# Shane, 14 and going strong!



## MamaofLEO (Aug 8, 2014)

This is Shane, our Black GSD, and king of the roost! Retired and relaxing, he loves this time of year. Although slower, he loves rolling...and rolling...and rolling in the snow. He had an unfortunate haircut in October (really, a lion's cut where they left the tail fluffy and the rest of him short, like a cat?!? :-O) and is now enjoying a longer styled 'do! Love this old guy! 

:snowing:

http://youtu.be/WsXaMUsfnVk


----------



## Saphire (Apr 1, 2005)

He looks wonderful!!!


----------



## llombardo (Dec 11, 2011)

It does the heart good to see a senior dog play like a pup


----------



## Sunflowers (Feb 17, 2012)

Rolling like that means ecstasy, according to the new book I'm reading on dog body language


----------



## car2ner (Apr 9, 2014)

nothing like fresh new snow to bring out the "pup" in many of us.


----------



## SuperG (May 11, 2013)

How nice to see a 14 year old shepherd enjoying life !

SuperG


----------



## SuperG (May 11, 2013)

Sunflowers said:


> Rolling like that means ecstasy, according to the new book I'm reading on dog body language


Seriously ? My dog does the "tuck and roll" as we call it all too often...every day, numerous times....much more in the snow. I somewhat thought they were either leaving scent or masking their scent when they did this behavior but never really investigated it. Oh...where the dog rolls around is not in an obvious spot marked with scent....sometimes I think she does it to just scratch her own back...???

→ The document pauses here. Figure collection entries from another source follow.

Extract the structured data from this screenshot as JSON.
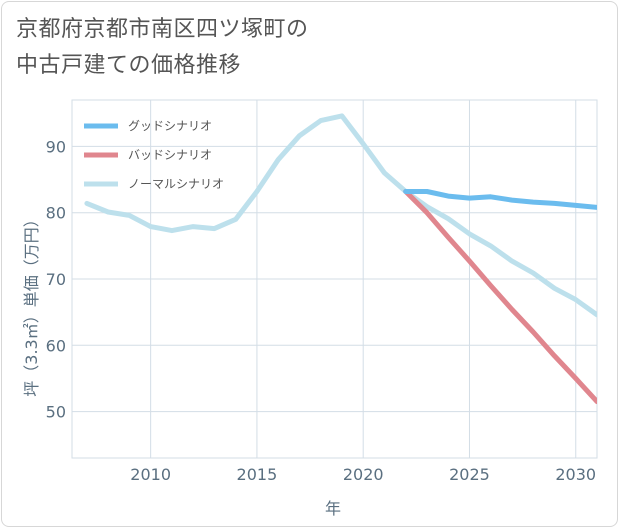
{
  "title": {
    "line1": "京都府京都市南区四ツ塚町の",
    "line2": "中古戸建ての価格推移"
  },
  "chart_data": {
    "type": "line",
    "xlabel": "年",
    "ylabel": "坪（3.3㎡）単価（万円）",
    "xlim": [
      2006.3,
      2031
    ],
    "ylim": [
      43,
      97
    ],
    "x_ticks": [
      2010,
      2015,
      2020,
      2025,
      2030
    ],
    "y_ticks": [
      50,
      60,
      70,
      80,
      90
    ],
    "grid": true,
    "legend_position": "top-left",
    "series": [
      {
        "name": "グッドシナリオ",
        "color": "#6bbcee",
        "x": [
          2022,
          2023,
          2024,
          2025,
          2026,
          2027,
          2028,
          2029,
          2030,
          2031
        ],
        "y": [
          83.2,
          83.2,
          82.5,
          82.2,
          82.4,
          81.9,
          81.6,
          81.4,
          81.1,
          80.8
        ]
      },
      {
        "name": "バッドシナリオ",
        "color": "#e0868e",
        "x": [
          2022,
          2023,
          2024,
          2025,
          2026,
          2027,
          2028,
          2029,
          2030,
          2031
        ],
        "y": [
          83.2,
          80.0,
          76.3,
          72.7,
          69.0,
          65.4,
          62.0,
          58.4,
          55.0,
          51.5
        ]
      },
      {
        "name": "ノーマルシナリオ",
        "color": "#bde0ec",
        "x": [
          2007,
          2008,
          2009,
          2010,
          2011,
          2012,
          2013,
          2014,
          2015,
          2016,
          2017,
          2018,
          2019,
          2020,
          2021,
          2022,
          2023,
          2024,
          2025,
          2026,
          2027,
          2028,
          2029,
          2030,
          2031
        ],
        "y": [
          81.4,
          80.1,
          79.6,
          77.9,
          77.3,
          77.9,
          77.6,
          79.0,
          83.2,
          88.0,
          91.6,
          93.9,
          94.6,
          90.4,
          86.0,
          83.2,
          80.9,
          79.1,
          76.8,
          75.0,
          72.7,
          70.9,
          68.6,
          66.9,
          64.6
        ]
      }
    ]
  }
}
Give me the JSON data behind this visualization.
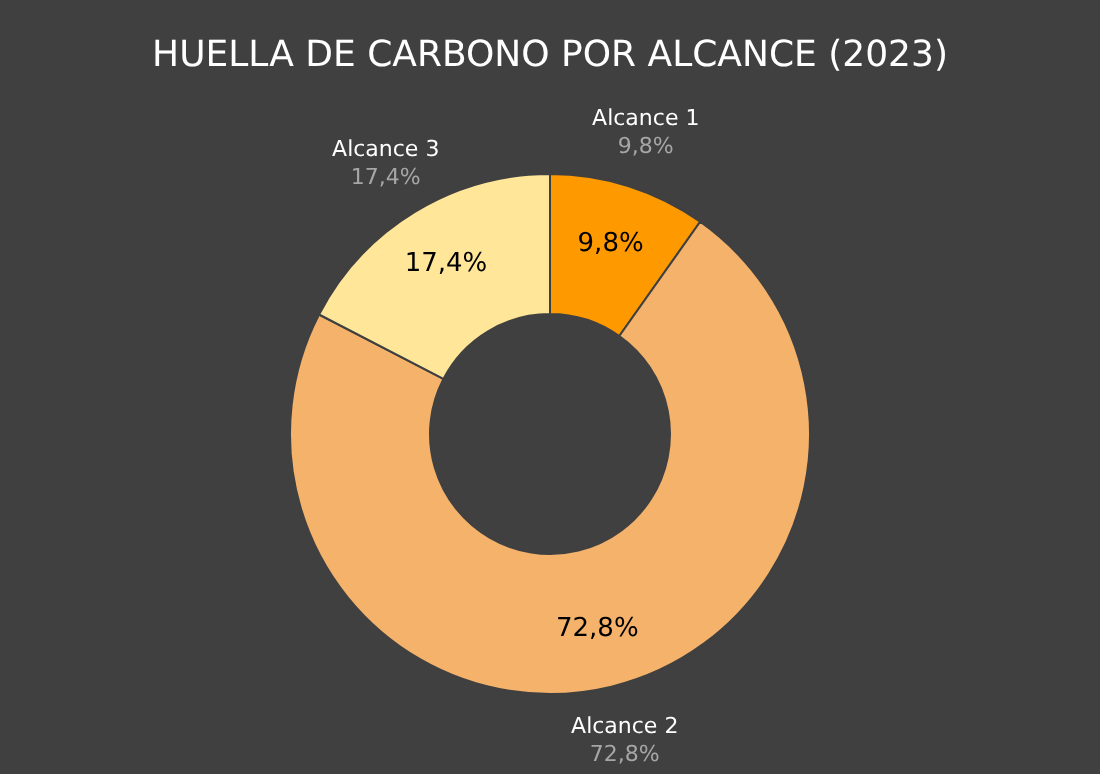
{
  "chart_data": {
    "type": "donut",
    "title": "HUELLA DE CARBONO POR ALCANCE (2023)",
    "categories": [
      "Alcance 1",
      "Alcance 2",
      "Alcance 3"
    ],
    "values": [
      9.8,
      72.8,
      17.4
    ],
    "value_labels": [
      "9,8%",
      "72,8%",
      "17,4%"
    ],
    "colors": [
      "#ff9900",
      "#f5b26b",
      "#ffe699"
    ],
    "legend": false
  }
}
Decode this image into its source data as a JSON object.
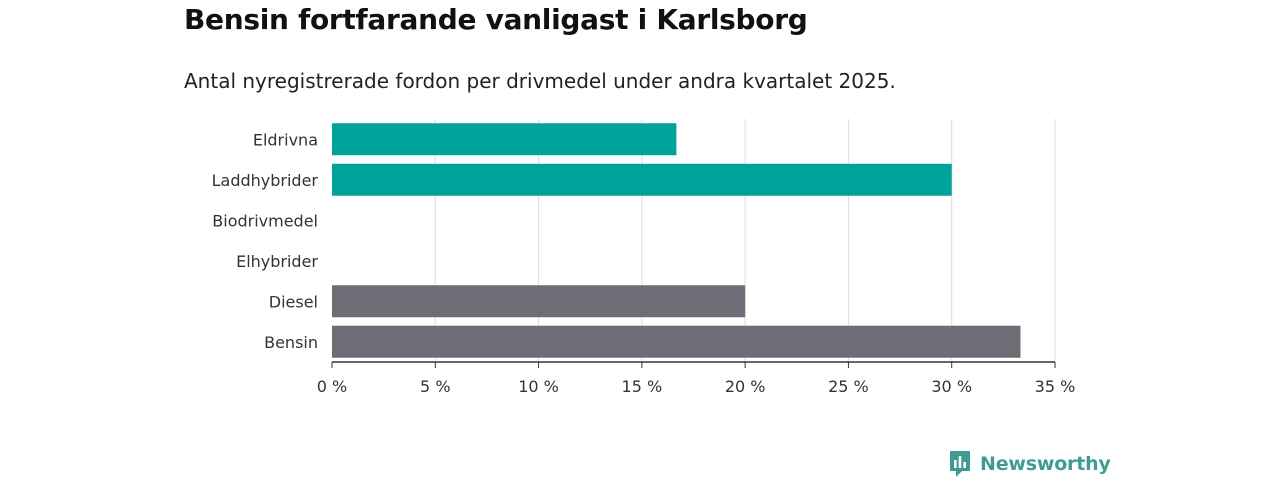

I'm curious..how does the book substantiate the dog rolling around as "ecstasy" ?

SuperG


----------



## McWeagle (Apr 23, 2014)

Love seeing the old guys doing so well!


----------



## MamaofLEO (Aug 8, 2014)

This old boy is definitely happy! He is one of the reasons our other pup, Leo, is kept separate from Shane (as Leo is rambunctious and truly a rascal) so that Shane can enjoy his freedom. He is cautious on the ice but really lets go in the snow---loves snowball fights, rolling in the snow and then warming up by the hearth! We treasure every day with our old boy!


----------



## Daisy&Lucky's Mom (Apr 24, 2011)

Shane looks fantastic and loving his snow day. Thanks for sharing that is one great looking senior!


----------



## kelbonc (Aug 25, 2014)

Still a puppy at heart!! :wub:


----------